Wat moet er gebeuren? Paul Nicholson, die ook aanwezig was als gast, is duidelijk: "Een grotere 'footprint' in de VS. Het land is immens. Je moet clusters bouwen en meer rankingmomenten buiten Europa creëren." Spellman is het daar mee eens: "Een echte nationale tour, jeugd- en instroomstructuur — en beloning. Waarom niet: de nummer 1 van de CDC krijgt een tourcard? Als je die tour wint, heb je kwaliteit en consistentie bewezen."
Spellman heeft al ervaring opgedaan op Q-School, en dat deed hij toentertijd met twee verschillende doelen. "De eerste keer: ervaring opdoen. De tweede keer: vooral Challenge Tour spelen. Het spelen is makkelijk, alles eromheen is zwaar", zegt hij. "Ik miste mijn tourcard nipt (verloor van Matthew Dennant), maar als ik 'm ooit verdien, zeg ik geen nee. Dit jaar sloeg ik over. Volgend jaar? Nu zeg ik nee, maar is een andere keuze op het laatste moment nog mogelijk? Ik ken mezelf."
Ally Pally: een 'zegen en een vloek'
Tijdens zijn WK-debuut in Alexandra Palace zat het niet mee met de loting. Hij trof Ryan Joyce, die net een finale had gespeeld. "Eigenlijk ideaal, want ik hóór te verliezen. Favoriet zijn is lastiger voor mij. Ik geloof dat ik het hoogste WK-gemiddelde ooit voor een Amerikaan gooide — maar ik verloor 3–1", zegt hij. "Wat me bijblijft was de orkaan van geluid bij Ryans eerste 180. Ruis in grote zalen is makkelijk, kleine zalen vind ik lastiger. Wie kijk je aan? Maak je oogcontact? Dat blijft wennen."
"MODUS is echter mijn favoriete toernooi", zegt Spellman zonder aarzelen. "Hier kun je falen en verbeteren. In een PDC-weekend speel je soms één match en je ligt eruit. Hier heb je meerdere dagen: je analyseert wat goed en fout ging en past aan. Ik speelde een paar halve finales.

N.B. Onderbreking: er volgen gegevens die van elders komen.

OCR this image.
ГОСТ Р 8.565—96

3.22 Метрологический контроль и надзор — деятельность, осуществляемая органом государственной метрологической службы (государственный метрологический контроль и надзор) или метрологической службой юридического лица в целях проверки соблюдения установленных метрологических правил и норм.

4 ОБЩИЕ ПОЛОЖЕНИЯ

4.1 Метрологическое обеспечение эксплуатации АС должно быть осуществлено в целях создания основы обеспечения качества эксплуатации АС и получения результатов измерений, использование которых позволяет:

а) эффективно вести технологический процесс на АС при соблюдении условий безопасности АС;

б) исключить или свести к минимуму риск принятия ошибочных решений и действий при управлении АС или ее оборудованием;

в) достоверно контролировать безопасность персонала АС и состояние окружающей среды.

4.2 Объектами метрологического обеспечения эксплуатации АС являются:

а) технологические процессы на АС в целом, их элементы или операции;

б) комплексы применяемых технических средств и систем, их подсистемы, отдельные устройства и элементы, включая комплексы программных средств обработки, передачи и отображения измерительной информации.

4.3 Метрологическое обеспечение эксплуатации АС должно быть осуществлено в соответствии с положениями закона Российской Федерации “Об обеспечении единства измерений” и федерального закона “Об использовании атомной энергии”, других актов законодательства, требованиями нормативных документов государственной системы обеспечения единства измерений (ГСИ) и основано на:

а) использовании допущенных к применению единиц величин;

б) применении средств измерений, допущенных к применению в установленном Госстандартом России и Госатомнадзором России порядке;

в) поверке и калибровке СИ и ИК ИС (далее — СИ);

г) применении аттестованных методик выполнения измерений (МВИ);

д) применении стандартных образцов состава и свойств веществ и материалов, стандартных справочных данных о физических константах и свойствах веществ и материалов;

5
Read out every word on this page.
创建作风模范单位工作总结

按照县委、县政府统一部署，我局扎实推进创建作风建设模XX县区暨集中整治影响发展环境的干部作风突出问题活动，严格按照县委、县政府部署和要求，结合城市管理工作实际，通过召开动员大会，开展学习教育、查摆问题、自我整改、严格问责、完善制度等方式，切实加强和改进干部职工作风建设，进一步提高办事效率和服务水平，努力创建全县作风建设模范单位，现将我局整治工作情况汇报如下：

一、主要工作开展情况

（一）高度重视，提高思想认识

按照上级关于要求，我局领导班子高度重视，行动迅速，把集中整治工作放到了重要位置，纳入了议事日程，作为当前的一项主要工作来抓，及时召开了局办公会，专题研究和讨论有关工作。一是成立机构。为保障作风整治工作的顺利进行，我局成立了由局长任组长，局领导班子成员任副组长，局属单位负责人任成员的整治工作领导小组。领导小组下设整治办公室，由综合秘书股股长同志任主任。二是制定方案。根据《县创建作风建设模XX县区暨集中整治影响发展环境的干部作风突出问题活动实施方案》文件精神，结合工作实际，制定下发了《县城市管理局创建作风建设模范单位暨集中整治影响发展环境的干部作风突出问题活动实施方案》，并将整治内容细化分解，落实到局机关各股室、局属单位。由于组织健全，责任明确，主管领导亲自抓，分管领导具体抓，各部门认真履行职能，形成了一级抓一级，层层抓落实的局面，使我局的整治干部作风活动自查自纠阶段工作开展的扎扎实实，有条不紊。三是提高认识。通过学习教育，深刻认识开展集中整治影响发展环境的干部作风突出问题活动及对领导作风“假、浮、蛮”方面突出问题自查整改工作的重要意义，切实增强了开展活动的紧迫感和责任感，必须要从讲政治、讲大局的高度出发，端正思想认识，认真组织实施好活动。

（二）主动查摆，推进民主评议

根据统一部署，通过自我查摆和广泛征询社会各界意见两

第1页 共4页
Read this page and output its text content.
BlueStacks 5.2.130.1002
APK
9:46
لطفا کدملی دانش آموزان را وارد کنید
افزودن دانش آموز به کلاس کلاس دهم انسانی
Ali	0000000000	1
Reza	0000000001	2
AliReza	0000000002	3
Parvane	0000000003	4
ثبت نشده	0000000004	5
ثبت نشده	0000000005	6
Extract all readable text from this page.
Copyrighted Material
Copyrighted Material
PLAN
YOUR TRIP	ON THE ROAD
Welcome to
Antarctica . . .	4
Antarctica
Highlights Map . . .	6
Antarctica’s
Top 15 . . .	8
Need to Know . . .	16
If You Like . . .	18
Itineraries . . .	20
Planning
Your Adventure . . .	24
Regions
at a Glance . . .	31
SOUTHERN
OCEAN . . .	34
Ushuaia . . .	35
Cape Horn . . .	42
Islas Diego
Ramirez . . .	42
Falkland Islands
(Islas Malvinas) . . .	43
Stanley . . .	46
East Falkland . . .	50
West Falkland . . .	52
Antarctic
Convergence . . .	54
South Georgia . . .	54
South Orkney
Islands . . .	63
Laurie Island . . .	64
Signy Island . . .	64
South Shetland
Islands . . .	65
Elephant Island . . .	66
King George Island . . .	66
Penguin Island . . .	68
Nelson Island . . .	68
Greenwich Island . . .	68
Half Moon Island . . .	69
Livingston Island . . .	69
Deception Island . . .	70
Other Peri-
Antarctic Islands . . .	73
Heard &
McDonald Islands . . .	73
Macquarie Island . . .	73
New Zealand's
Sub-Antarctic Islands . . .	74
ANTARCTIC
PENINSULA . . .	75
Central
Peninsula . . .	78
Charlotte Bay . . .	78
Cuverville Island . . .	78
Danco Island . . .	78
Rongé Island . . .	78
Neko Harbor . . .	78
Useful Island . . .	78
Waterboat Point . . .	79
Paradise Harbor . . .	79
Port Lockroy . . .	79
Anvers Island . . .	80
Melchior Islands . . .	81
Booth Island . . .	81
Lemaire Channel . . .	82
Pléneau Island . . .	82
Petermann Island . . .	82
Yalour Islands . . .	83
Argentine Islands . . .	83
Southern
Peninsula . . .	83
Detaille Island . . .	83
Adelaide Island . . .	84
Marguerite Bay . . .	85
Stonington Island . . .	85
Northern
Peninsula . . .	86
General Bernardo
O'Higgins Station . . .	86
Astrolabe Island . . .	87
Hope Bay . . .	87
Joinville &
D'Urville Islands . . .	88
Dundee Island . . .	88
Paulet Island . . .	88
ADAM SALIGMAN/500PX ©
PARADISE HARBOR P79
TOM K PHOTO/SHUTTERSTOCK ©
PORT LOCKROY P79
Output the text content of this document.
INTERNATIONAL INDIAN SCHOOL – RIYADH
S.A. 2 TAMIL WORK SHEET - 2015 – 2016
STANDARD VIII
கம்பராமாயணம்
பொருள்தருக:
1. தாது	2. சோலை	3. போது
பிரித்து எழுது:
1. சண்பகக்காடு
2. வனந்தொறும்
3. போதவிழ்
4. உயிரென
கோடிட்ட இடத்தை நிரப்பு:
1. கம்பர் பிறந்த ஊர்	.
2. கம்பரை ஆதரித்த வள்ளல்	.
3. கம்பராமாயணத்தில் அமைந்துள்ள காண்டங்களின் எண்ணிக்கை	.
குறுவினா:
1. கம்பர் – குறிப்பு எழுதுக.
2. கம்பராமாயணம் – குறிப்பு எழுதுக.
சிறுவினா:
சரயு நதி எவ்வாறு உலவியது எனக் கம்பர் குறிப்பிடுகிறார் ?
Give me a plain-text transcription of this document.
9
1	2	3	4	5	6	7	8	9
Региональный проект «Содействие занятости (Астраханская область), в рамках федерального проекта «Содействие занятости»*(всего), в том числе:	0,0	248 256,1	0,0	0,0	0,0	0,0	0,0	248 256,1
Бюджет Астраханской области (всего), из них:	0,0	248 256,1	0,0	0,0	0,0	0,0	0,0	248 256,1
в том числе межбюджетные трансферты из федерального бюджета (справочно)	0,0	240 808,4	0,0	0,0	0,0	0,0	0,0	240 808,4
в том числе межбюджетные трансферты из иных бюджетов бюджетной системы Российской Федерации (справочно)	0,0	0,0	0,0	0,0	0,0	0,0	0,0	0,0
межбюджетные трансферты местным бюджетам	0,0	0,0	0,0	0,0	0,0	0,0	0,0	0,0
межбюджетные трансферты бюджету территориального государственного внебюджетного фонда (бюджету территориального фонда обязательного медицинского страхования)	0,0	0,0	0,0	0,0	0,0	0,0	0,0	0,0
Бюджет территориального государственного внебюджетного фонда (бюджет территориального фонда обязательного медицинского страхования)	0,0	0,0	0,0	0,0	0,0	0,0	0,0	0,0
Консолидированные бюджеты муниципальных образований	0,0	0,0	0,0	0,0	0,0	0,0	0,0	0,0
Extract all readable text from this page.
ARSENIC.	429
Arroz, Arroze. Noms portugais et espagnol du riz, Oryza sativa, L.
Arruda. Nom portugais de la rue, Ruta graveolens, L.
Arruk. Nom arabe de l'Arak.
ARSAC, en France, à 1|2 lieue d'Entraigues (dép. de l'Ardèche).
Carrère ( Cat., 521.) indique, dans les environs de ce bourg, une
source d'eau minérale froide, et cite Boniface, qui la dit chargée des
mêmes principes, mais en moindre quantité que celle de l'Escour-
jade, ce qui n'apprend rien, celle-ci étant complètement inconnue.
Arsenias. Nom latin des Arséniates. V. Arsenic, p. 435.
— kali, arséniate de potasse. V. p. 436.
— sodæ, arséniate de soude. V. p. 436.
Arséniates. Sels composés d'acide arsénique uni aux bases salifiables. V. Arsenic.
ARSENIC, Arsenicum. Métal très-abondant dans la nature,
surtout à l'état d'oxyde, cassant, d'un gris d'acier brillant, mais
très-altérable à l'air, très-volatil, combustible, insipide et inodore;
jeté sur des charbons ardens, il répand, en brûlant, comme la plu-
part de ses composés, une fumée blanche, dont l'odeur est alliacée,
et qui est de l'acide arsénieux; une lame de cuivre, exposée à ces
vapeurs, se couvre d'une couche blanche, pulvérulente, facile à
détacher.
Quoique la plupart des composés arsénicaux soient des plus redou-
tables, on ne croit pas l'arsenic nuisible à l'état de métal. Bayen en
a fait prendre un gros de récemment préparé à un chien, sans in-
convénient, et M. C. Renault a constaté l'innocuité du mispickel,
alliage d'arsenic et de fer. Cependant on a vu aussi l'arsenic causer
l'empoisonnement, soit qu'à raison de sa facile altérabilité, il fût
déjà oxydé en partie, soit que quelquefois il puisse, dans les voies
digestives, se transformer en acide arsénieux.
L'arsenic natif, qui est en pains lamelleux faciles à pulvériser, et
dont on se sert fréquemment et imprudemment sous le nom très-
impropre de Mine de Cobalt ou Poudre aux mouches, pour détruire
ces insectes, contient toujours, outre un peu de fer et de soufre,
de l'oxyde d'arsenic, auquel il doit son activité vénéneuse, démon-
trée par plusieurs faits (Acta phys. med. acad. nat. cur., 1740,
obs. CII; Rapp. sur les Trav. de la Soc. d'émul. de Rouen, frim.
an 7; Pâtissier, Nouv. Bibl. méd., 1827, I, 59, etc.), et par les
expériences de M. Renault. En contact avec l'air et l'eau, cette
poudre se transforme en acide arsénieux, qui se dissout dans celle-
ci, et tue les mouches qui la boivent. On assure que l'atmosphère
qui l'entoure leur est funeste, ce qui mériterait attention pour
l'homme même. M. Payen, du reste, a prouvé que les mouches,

Op zaterdagen haalde het kleine publiek me uit de flow, maar dat is precies de leerschool die ik nodig heb. Speel ik slecht en ben ik tóch in de mix, dan weet ik: als het klikt, kan het snel gaan."
Die leerschool reikt terug naar huis. "Online darts blijft essentieel. En onze DPFL Premier League (een sponsor van mij) bouwt lange wedstrijden in. We hadden recent live-events met Raymond van Barneveld en Jermaine Wattimena. Best-of-23 met jongens als Jason Brandon en ikzelf — dat krijg je anders niet. Idealiter komt de Super Series naar de VS", lacht hij. "Zet mij en iemand anders in een kamer met een bord, glaswand ervoor — laat ze tomaten gooien als we dubbels missen — en laat ze live wedden. Maar even serieus: meer wedstrijden onder lampen en camera's versnellen de groei."